TEAR or tear
/ter/ or /tîr/
To pull, To rip
An act of weeping
a salty liquid
Add tears to the page
recently read
recently pressed
recently torn
Tear open the letter
Tear open the wrapping
Tear open the blouse
Tear up the contract
Tear up the sidewalk
Tear up the page
Tear the cloth
to wrap the wound
Pages that are being sorted are from several years of printing objects that carry or the odd ephemera being carried. Iconic brown paper bags, zip lock plastic bags, handled plastic bags, and woven bags (fibers and metals) are arranged, inked and printed. Pages for the book being assembled are originals or digitally printed versions of the originals. Each page the oddball long and narrow size of 17.5” x 7”.
Original work can sit in a drawer or it can be altered, torn to size to be assembled and held. In many ways better than on a wall, in a frame, behind glass.
The text held within the book being assembled is from my recent participatory performance, Slowly Moving With a Burden Bent. The score is a series of simple actions, each serving as a conversational intermediary. Its intent and outcome changes with the location and the prepared material that is being carried, torn and twisted before being anchored to text.
The simple invitation to tear became a revelation. Folks on the street who stopped to participate were introduced to a somatic understanding of becoming undone and reworked into something else, a poetic moment.
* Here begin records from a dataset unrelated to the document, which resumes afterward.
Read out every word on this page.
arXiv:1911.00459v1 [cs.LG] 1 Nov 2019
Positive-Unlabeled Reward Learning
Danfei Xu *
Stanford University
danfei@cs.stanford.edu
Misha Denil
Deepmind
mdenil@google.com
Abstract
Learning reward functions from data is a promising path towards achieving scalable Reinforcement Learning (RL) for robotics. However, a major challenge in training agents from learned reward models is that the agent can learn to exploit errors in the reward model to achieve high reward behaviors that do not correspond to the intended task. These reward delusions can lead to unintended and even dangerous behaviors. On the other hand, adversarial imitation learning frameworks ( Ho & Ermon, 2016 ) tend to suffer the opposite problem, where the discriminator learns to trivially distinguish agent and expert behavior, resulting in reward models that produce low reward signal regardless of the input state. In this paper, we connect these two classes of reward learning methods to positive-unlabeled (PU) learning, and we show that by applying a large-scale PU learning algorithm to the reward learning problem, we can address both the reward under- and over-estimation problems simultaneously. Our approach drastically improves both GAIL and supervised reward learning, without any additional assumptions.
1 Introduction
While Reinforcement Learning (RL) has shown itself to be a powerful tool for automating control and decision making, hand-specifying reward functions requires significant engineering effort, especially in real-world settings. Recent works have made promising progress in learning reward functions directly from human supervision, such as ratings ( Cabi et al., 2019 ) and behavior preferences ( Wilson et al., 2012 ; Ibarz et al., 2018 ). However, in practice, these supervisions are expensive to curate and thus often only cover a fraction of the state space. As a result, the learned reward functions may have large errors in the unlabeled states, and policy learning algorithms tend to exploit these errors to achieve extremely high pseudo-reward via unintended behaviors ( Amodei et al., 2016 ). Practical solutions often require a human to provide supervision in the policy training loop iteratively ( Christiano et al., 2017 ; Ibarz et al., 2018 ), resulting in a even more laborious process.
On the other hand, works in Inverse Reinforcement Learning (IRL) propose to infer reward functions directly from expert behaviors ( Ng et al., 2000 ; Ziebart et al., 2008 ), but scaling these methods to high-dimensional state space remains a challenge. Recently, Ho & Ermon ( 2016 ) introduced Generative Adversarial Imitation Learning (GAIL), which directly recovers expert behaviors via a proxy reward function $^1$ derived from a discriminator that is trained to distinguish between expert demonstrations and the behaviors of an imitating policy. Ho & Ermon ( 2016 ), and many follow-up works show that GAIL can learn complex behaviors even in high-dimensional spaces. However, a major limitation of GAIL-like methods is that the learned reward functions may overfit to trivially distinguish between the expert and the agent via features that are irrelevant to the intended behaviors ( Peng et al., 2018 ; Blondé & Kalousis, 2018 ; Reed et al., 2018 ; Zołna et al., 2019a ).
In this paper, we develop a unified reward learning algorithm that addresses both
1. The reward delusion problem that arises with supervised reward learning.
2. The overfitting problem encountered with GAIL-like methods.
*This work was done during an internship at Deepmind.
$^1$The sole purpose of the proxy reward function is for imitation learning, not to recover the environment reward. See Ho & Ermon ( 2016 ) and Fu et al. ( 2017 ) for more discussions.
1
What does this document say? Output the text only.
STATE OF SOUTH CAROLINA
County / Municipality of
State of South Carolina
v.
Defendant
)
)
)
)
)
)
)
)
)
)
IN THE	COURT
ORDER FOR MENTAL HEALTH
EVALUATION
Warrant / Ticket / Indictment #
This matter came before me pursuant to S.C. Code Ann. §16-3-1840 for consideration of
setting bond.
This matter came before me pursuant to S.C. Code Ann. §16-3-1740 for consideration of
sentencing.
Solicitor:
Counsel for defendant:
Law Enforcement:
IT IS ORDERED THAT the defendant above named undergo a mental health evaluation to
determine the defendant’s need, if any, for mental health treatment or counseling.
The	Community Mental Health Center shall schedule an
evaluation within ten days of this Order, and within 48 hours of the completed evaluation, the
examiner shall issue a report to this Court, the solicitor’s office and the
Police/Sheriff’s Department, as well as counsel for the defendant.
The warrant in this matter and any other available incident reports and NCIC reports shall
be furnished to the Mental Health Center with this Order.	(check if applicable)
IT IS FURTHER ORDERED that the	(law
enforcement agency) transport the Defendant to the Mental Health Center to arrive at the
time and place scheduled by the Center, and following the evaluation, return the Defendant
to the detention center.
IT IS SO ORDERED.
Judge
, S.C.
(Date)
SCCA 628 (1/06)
Together as we tore fabric we speculated about how household habits have changed over time and wondered about practices of rag making and repurposing materials before or instead of discarding or passing them on.
As I am tearing printed pages and sorting them I am thinking of the tearing of fibers. Feeling the rift, the discomfort and the liberation.

After tearing and twisting fiber its ends were attached to text anchors. Reading the tangle at the end of the event revealed and collected the connections in a poetic response archived in this recent artists book (read aloud above).
It is a time of tearing up (sometimes with tears attached). Unmaking and reconsidering intentional gestures of gathering together and belonging to each other and the land.
Feeling the rift, the discomfort and the liberation.